Without specially reviewing the other assignments, we are satisfied that no error was committed by the court excepting in its finding that Christianson took the lands subject to the lien of the attachment. Christianson, we think, was a bona fide purchaser without notice of any incumbrance. The record title was in S. F. Montgomery, and the fact that the copy of the attachment writ, together with a description of the property attached, was filed in the county auditor’s office where such writ of attachment ran against the property of J. M. Montgomery, the order being to attach the interest of J. M. Montgomery only, could in nowise, it seems to us, be notice to a purchaser of the attachment of property the record title of which was in the name of another, even though that other should be the wife of J. M. Montgomery. In designing title to the land which he purchased, Christianson would be called upon by the law to examine only any liens which might appear of record against J. M. Montgomery; the grantor of his grantor prior to the time when the title passed from said Montgomery. He had no interest in the property of J. M. Mont*486gomery after that date, or in any liens which might be filed against the property of J. M. Montgomery.

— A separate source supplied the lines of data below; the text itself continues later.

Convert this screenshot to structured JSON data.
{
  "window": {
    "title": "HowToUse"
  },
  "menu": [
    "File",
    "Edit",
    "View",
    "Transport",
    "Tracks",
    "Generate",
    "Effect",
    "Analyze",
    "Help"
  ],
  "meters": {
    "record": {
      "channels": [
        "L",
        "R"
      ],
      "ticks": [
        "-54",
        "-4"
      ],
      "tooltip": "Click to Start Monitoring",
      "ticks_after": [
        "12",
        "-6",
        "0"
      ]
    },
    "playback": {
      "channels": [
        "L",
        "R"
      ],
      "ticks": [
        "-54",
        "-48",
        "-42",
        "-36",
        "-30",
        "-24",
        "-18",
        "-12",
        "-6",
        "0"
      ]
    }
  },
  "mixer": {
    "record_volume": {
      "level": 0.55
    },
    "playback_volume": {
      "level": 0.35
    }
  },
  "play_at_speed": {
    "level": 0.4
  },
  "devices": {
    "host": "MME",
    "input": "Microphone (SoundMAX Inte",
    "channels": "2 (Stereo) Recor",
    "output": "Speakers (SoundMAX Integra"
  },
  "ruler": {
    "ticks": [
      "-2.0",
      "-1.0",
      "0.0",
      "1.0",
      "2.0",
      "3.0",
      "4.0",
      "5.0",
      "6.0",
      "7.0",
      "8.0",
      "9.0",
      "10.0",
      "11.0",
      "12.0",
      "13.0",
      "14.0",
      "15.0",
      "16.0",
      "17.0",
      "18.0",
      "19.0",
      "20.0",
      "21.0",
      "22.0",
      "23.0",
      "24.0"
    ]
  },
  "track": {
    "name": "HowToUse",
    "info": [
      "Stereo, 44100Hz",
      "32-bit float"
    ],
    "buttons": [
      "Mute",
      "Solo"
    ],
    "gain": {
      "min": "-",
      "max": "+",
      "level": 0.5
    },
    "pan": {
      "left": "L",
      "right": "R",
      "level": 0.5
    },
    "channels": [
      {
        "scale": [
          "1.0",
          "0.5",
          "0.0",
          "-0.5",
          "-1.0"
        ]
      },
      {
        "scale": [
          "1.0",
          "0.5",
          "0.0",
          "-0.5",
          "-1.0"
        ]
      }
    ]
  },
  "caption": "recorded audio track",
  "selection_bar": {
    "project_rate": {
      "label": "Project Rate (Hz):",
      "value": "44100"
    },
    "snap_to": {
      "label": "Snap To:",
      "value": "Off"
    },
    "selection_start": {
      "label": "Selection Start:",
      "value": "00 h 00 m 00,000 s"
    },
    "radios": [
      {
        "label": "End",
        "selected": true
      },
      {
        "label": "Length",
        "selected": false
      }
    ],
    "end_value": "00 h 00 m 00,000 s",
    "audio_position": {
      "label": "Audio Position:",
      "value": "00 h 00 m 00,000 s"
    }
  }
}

It is insisted by the respondent that, even though the levy did not give constructive notice, still the respondent, having done all the law required of him to protect his lien, will be protected even though the appellant Christianson would suffer, for in that event, the law not having provided suffi cient safeguards for the protection of purchasers, the common law rule would prevail, and the purchaser would take the property subject to all burdens known' and unknown. We do not think this position is tenable. The law provides, through our recording statutes, for constructive notice, and it would have been easy for the attaching creditor in this case to have given notice to the world of the attachment of the property of Mrs. Montgomery. Not having done so, the rights of an innocent purchaser should not be destroyed in his interest.

We are not inclined to find any fault with the finding of the court, so far as the rights of the other appellants are concerned, but for this error the judgment will be reversed and the cause remanded with instructions to modify the judgment so that the decree shall not apply to the lands purchased by the appellant Christianson.

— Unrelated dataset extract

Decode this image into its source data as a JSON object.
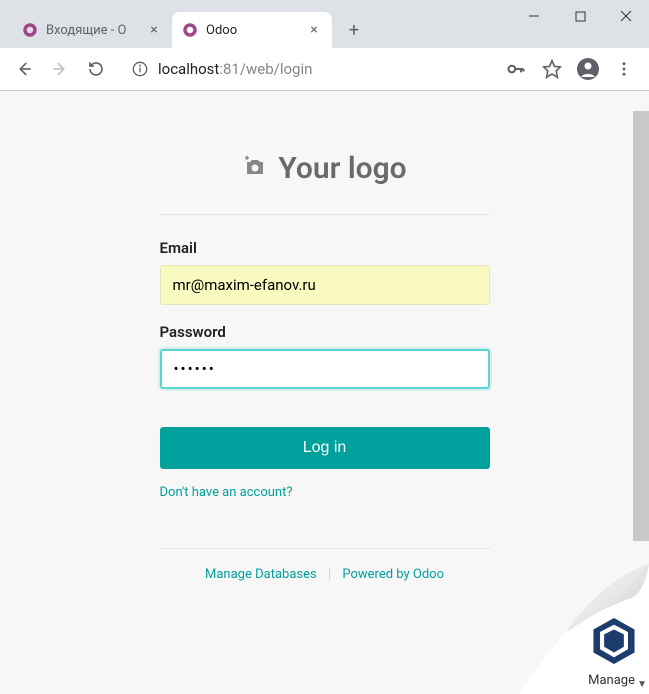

Scott and Anders, JJ., concur.






Dissenting Opinion

Hoyt, C. J.

(dissenting). — I am unable to concur in the foregoing opinion. The property in the name of the wife was prima facie that of the community, and one dealing with it as her separate property must do so at his peril; and if he relied upon the deed from the husband to the wife to establish the fact that it was her separate property, he took the risk of the deed being such as to have that effect. But the deed *487having been made to defraud creditors did not have the effect as against them of making the property therein described the separate property of the wife.